Rubie’s Costume Company, Inc.
Headquartered in Long Island, NY, Rubie’s Costume Company, Inc. and its U.S. based subsidiaries and affiliates (collectively “Rubie’s”) is a family-owned and operated designer, manufacturer and distributor of costumes and related accessories with a wide-ranging portfolio of licensed products including Marvel, Warner Brothers, Nickelodeon, Disney and Lucasfilm costumes, memorabilia, novelties and toys. As the world’s largest costume provider, the Rubie’s brand has been synonymous with holiday outfits and accessories for nearly 70 years.

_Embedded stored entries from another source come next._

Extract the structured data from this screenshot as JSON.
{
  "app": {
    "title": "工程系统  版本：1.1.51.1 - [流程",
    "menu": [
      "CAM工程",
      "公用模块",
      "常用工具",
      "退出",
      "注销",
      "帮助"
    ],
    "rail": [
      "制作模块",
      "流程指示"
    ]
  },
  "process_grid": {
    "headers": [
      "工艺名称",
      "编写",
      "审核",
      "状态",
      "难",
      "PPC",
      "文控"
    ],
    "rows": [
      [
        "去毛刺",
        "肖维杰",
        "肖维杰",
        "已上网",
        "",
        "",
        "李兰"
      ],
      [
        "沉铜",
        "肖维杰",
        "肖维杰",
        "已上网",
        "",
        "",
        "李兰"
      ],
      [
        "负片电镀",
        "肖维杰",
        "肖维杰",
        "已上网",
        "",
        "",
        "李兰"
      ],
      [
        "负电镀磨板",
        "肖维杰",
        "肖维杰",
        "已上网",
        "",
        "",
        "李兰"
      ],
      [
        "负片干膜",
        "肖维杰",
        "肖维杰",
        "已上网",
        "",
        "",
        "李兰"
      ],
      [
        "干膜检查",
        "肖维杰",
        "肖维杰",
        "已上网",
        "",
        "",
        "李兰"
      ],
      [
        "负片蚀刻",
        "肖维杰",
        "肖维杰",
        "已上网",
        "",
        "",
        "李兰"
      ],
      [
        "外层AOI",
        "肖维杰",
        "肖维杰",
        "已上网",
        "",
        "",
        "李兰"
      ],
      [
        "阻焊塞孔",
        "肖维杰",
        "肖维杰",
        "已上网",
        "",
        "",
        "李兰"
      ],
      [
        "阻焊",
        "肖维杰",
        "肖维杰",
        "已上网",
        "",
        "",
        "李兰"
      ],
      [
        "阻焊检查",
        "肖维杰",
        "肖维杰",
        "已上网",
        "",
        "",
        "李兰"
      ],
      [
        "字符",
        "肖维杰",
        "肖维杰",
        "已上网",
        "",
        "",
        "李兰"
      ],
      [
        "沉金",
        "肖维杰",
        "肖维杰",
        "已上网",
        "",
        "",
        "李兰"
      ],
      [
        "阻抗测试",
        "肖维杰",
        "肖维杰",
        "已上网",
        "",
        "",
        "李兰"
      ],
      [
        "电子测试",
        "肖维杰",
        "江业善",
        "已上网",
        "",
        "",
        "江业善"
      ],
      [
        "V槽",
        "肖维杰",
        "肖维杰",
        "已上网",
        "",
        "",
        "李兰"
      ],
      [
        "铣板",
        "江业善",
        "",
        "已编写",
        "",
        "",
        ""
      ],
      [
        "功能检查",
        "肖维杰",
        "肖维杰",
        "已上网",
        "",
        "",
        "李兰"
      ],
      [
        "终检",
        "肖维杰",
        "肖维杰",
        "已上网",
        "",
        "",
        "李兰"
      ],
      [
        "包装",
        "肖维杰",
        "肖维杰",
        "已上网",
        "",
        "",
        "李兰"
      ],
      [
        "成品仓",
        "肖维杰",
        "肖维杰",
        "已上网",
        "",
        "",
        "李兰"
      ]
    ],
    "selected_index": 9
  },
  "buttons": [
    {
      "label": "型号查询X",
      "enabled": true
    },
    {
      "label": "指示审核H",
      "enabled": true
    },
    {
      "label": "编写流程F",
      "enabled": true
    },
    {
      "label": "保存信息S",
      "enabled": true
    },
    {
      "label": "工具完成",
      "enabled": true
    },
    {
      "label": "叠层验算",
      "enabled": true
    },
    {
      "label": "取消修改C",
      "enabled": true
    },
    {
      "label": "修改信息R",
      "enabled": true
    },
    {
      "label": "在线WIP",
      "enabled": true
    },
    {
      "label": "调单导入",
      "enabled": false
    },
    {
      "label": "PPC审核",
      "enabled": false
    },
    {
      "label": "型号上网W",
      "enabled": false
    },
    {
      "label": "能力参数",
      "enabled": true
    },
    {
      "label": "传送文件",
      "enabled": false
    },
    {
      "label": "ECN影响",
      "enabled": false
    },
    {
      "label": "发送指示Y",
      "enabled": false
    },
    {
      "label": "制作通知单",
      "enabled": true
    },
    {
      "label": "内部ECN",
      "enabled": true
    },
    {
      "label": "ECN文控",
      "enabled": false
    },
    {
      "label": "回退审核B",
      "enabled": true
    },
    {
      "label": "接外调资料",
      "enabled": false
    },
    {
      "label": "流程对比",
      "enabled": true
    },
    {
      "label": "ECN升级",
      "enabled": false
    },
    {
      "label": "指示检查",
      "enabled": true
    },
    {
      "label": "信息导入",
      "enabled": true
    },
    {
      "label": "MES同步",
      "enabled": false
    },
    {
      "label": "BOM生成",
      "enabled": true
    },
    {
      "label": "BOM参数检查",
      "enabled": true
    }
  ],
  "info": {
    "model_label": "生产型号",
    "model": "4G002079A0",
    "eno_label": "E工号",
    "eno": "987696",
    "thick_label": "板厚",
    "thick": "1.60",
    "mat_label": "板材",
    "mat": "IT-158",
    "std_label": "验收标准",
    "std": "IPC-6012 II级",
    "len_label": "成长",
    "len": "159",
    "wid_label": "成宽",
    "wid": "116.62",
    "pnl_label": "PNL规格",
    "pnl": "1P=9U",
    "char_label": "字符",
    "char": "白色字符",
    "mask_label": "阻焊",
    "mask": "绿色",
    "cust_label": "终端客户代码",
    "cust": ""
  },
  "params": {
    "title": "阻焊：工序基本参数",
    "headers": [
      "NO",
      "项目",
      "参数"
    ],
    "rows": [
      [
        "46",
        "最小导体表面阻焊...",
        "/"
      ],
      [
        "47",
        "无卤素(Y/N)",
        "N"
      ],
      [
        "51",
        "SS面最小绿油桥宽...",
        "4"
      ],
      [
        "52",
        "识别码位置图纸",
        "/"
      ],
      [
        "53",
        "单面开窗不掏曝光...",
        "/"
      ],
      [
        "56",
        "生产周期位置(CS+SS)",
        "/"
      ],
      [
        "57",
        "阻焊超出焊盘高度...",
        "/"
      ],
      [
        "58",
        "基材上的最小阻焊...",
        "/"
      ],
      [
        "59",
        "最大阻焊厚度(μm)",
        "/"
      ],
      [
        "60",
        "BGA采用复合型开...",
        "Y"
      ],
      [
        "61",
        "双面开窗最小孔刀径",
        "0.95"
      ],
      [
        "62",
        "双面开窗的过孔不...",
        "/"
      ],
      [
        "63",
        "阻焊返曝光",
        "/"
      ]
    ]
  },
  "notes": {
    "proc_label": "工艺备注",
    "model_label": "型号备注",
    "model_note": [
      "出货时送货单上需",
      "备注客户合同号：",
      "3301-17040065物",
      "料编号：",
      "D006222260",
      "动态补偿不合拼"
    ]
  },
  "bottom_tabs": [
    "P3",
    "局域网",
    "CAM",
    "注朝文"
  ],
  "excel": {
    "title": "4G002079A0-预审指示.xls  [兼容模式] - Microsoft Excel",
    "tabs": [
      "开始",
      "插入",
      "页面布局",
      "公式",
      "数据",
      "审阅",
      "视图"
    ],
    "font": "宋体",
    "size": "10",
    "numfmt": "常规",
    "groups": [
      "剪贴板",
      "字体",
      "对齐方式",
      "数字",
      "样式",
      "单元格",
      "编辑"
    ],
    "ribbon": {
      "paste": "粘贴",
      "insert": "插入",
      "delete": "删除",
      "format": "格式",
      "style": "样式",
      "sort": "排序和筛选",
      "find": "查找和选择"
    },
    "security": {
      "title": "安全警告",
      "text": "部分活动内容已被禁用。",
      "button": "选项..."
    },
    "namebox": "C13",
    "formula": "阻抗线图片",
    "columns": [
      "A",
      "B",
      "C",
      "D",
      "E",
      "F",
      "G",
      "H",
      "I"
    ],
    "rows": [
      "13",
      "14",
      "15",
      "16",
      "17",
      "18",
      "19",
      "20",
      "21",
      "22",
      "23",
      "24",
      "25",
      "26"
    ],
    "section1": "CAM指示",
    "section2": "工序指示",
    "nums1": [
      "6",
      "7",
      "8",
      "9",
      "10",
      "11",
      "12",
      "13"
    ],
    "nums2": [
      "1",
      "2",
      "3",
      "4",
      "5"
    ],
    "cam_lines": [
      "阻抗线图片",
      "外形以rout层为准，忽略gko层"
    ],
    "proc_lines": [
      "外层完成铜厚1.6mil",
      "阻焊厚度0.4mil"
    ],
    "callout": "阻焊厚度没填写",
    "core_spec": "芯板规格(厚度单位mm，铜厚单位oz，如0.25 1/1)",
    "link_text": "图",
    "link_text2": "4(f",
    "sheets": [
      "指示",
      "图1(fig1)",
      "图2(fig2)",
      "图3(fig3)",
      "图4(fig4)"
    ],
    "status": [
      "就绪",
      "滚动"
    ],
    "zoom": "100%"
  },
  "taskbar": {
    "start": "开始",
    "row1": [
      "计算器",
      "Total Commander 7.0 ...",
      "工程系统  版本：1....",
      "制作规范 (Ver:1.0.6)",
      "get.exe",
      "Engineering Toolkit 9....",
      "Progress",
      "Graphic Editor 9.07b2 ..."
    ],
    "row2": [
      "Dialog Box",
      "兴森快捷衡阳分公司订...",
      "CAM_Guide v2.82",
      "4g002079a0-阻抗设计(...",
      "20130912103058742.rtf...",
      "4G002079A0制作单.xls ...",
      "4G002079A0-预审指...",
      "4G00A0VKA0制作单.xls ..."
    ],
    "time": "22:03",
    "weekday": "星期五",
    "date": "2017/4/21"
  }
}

Rubie’s endured challenges through 2018 and 2019 primarily due to the continued shift in consumer preferences toward e-commerce. In 2019, Rubie’s implemented comprehensive operational restructuring programs to bring operating expenses in line with revenue expectations in addition to implementing a new go-to-market strategy with an enhanced focus on online retail. While these initiatives resulted in a significant improvement in profitability, the onset of COVID-19 impacted Rubie’s ability to obtain adequate financing to support its seasonal working capital needs. In April 2020, in need of immediate funding to begin its 2020 Halloween inventory build, Rubie’s determined that filing for protection under Chapter 11 of the U.S. Bankruptcy Code would provide access to restricted cash on its balance sheet and allow it to secure the funding necessary to continue to operate in the ordinary course.
SSG was initially retained by Rubie’s in April 2020 to refinance its credit facility and secure additional funding for seasonal working capital purposes. SSG conducted a comprehensive post-petition process to secure $45 million in DIP financing as a bridge to an exit from bankruptcy. Once the DIP financing was secured, SSG immediately began the process of soliciting interest from potential strategic and financial partners who could provide the capital and operational expertise needed to complete the turnaround and fund an exit from bankruptcy by the end of Q3 2020. Following an expedited marketing process and receipt of multiple letters of intent, RUBIES II, LLC, a newly formed entity led by collectibles industry veteran Joel Weinshanker and a private investment firm, was selected as the Stalking Horse bidder. After SSG’s remarketing process attracted significant interest from several potential competing bidders, the Stalking Horse bid was deemed the highest and best offer for Rubie’s assets and provided the highest likelihood of closing within the aggressive timeline. The sale transaction, with a value of approximately $140 million, saved thousands of jobs during a time of unprecedented macroeconomic uncertainty and resulted in the repayment of all pre and post-petition secured obligations, the assumption of all post-petition accounts payable, payment of all administrative and priority claims and a substantial recovery to the unsecured creditors.